Наверное, можно, если ты королева. И разве королева обязана любить собственного мужа, если тот проглядел в ней королеву? Ну да, она отдавалась ему когда-то (и даже со страстью), а он, восхищённый её сложением, её быстрым умом, темпераментом, говорил, что быть с ней для него — роскошь. Да, она позволяла ему эту роскошь, но её сердце при этом было свободным. Потому что королеве не положено от кого-то зависеть. Потому что королеве не положено любить кого-то, кроме себя. Потому что королева не имеет права жить под властью любви. И если королева иногда кого-то любит, то, наверное, ненавидя себя за такую некоролевскую слабость…
Примерно так, ворочаясь на раскладушке, рассуждал он, понимая, почему жена не стучит в его дверь и не предлагает побыть с ним перед разлукой. Не стучит, зная, что он её любит, всегда любил. Потому что ей нужна не его любовь, а его поклонение. Рабское, слепое, унизительное…

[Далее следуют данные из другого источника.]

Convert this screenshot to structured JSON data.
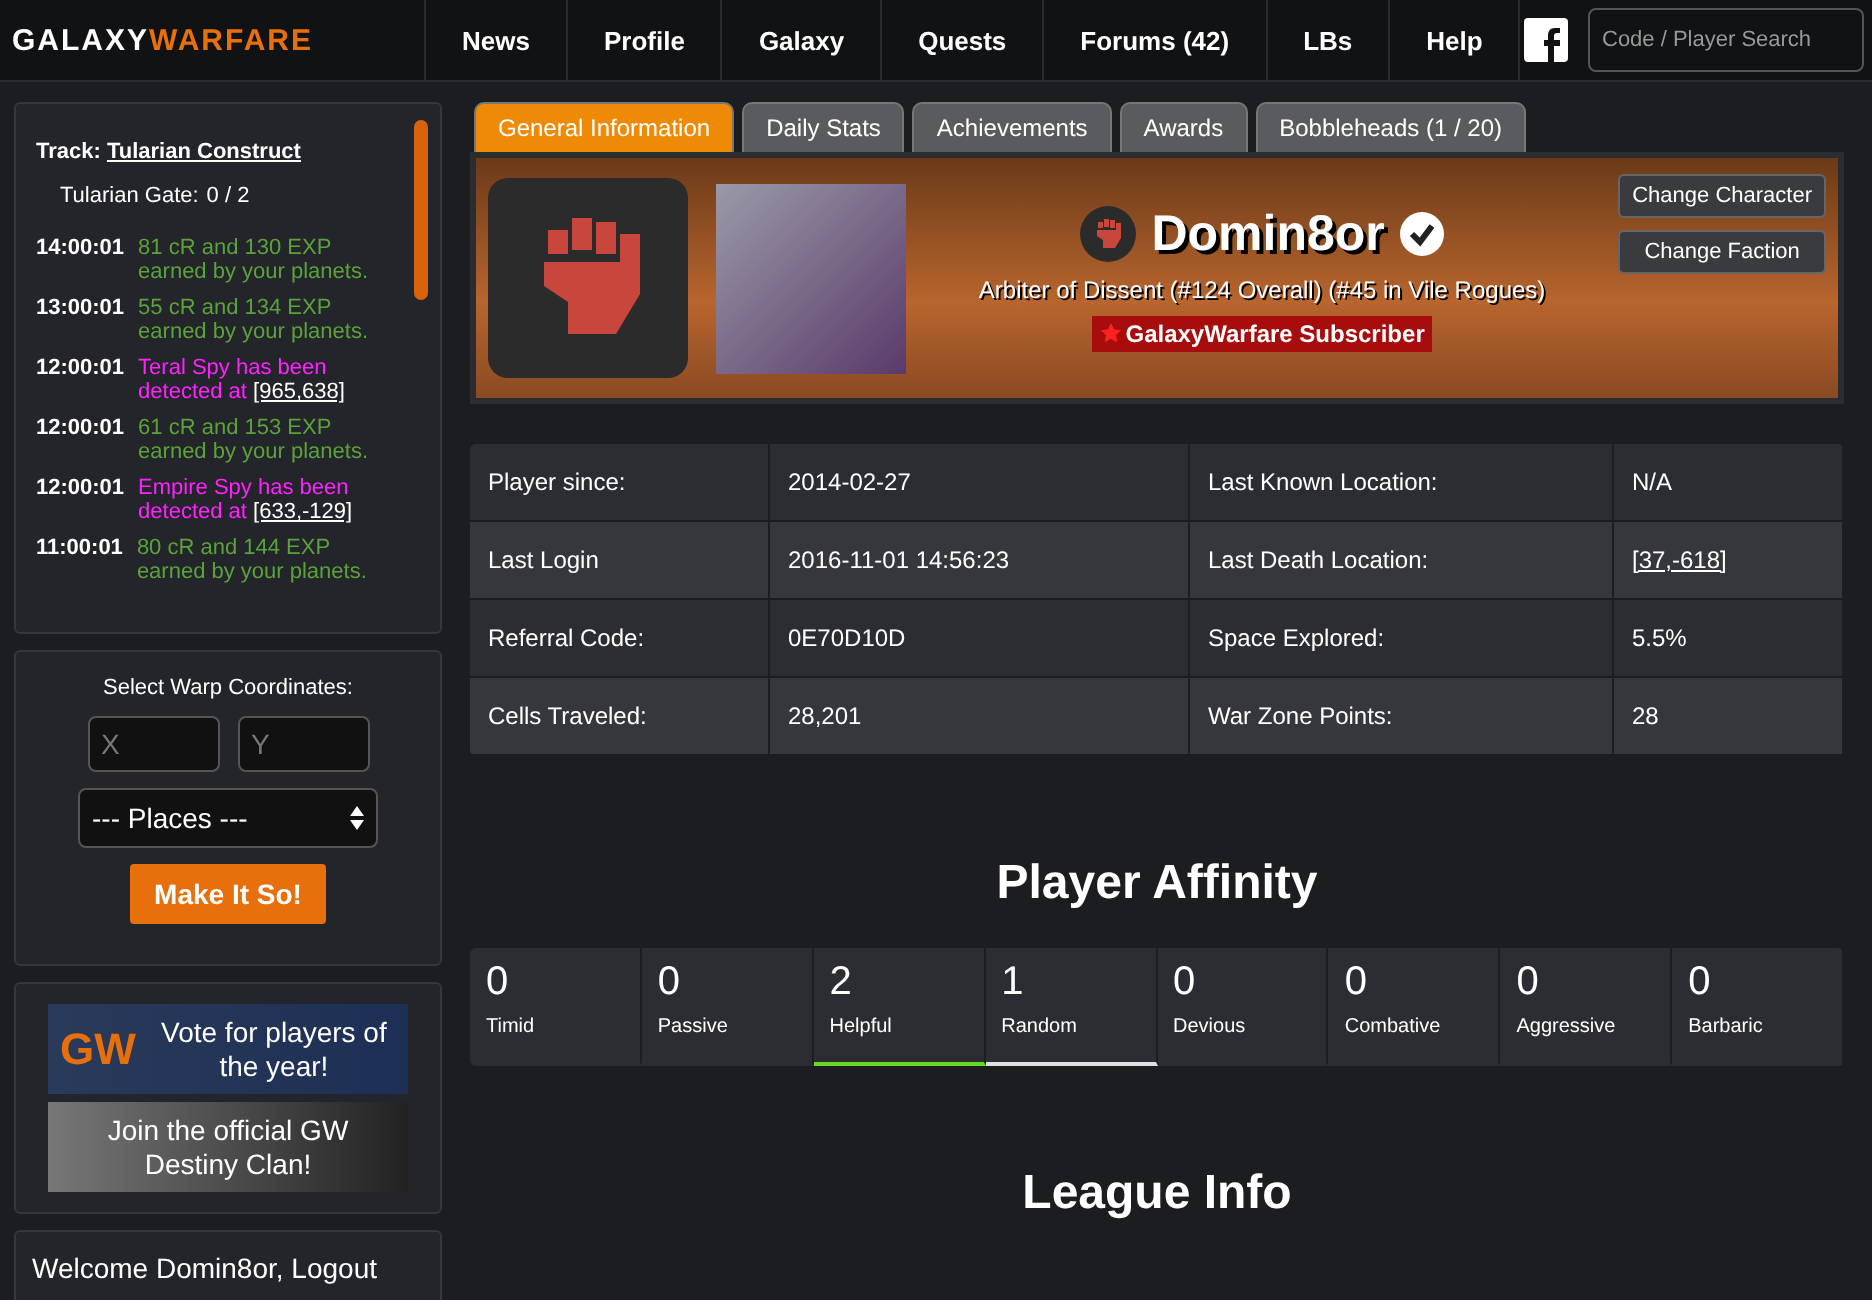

Как раз в этот момент в соседней комнате жена Рубанова решительно поднялась с постели, набросила халат, потом яростно сорвала его и, без стука открыв дверь, за которой теперь жил Рубанов, зажгла свет.
Рубанов испуганно приподнялся на локте.
— Что? Что случилось? — спросил он. Потом увидел что: вскочил, бросился к ней, порывисто прижал к себе, уже каменную, с вытянутыми вдоль тела напряжёнными руками, плотно сжатыми губами, глядящую на него такими глазами, что Рубанов отвёл свои в сторону. — Ну, не надо так, пожалуйста, не надо. Прошу тебя…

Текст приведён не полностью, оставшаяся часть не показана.